2) Gameplay issues. Is this going to be fun? The idea of an angry Bob Ross was amusing and charming, but neither is on its own a sufficient condition for a good game. When the prototype is done on week 1, will it be at all fun?

3) Development issues. The image comparison function could completely fail to correctly/effectively score user submissions, frustrating the users or, worse still, completely breaking forward progression in the game. Will I be able to maintain my enthusiasm when I get to the boring parts?

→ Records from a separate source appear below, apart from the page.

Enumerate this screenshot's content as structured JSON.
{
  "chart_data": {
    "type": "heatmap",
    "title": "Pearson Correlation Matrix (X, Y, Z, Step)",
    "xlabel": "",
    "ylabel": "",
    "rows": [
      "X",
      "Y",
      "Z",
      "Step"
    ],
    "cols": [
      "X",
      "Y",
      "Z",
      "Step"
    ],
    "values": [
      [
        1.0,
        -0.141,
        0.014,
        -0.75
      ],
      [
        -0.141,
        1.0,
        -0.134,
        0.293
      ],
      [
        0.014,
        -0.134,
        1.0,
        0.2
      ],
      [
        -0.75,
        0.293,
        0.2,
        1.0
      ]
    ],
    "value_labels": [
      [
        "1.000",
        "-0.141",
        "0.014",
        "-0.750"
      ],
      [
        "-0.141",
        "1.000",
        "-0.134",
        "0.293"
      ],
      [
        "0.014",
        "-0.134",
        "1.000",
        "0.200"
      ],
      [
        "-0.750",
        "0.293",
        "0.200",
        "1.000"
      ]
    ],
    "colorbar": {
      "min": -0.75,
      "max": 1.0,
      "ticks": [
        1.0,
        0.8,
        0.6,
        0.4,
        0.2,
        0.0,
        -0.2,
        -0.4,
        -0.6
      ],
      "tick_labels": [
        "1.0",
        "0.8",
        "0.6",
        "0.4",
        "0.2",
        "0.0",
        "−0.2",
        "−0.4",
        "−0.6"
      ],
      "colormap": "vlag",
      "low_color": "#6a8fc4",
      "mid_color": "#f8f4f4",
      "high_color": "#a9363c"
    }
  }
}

Number three has been a problem for my entire life. I have a surplus of attentional deficit, and leap from interesting project to interesting project as the boring bits surface. This means a lot of smoke and a lot of spinning tires, but little in the way of forward movement. A thousand half-finished projects don’t look as good as one finished project.

Lastly, I’d like to give a shout out to SA forumgoer, IRC poster, and all around chill dude, Poemdexter. He gave a talk recently on finishing projects. The slides are available here: http://bit.ly/AoGJSlides and his website is http://poemdexter.com It’s hard to think of anyone who is more capable of getting stuff done, so you should listen to his advice.

This rant is more stream of consciousness than normal. Tune in next time for a return to our regularly scheduled rant.

It’s been a little over a week since the commencement of the competition (and subsequent decision to make The Rage of Painting), so I’ve had some time to mill over the idea of the main character. Since the theme draws upon the charming hokeyness of public access, it seems now unwise to outright rip-off Bob Ross. Instead, in the sprit of PATV, the main character should be strongly influenced by, but entirely distinct from, Bob Ross.

I’m having trouble making a character from the components of my friends thus far. Instead , I’ll try and pick out generic people, add a personality quirk, and fast forward their lives.

Ross Franko
Truck driver turned painter who is convinced the CIA is recording video from his eyeballs.

Mike Newsman
A friendly and personable guy who was generally well liked as a kid. He aspired to be a correspondent in his adolescence, a dream he carried through to a degree in journalism. He joined the military in the early-mid stages of Vietnam to try and get a first-hand view of the situation. In keeping with his childhood tendencies, he befriends and units the huge plurality of his unit. The horrors of war start to chip away at their camaraderie, and after a particularly horrifying battle, they’re collectively hospitalized. He’s left distant and traumatized. The suicides of several of his brothers in arms only serves to amplify the damage to his psyche. He starts to paint as a way to escape from the reality of his situation. After discharge, he’s returned to a society that despises him. He starts teaching art and history at a local community college. One of his students recommends painting on public access television, “Like that guy!” He views the activity as a compromise between journalism and the easy escapism of painting. Gradually, he considers dusting off his dream. (Fuck that’s depressing.)

Buck Rossers
Rockstar physicist who is trying to earn money for his experiments by painting. This is a blatant rip of Buckaroo Bonsai.

Moss Ross
A sapient green ball of moss which acts like a combination of Groot and Meatwad.

Rob Moss
A deranged millionaire who loves painting and being on television. Kinda’ like John Hodgeman. Strong anti-government and strong anti-corporate sentiments. Believes he is a direct male descendant of Ghengis Khan, who he repeatedly confuses with Khan from Star Trek II.

Robot Boss
An honest to god robot from the future who is attempting to pass off as completely human. Can’t decide if it should be more panicky or Bender-esque + Aaron Stack. Should quote the Dalek and Cybermen.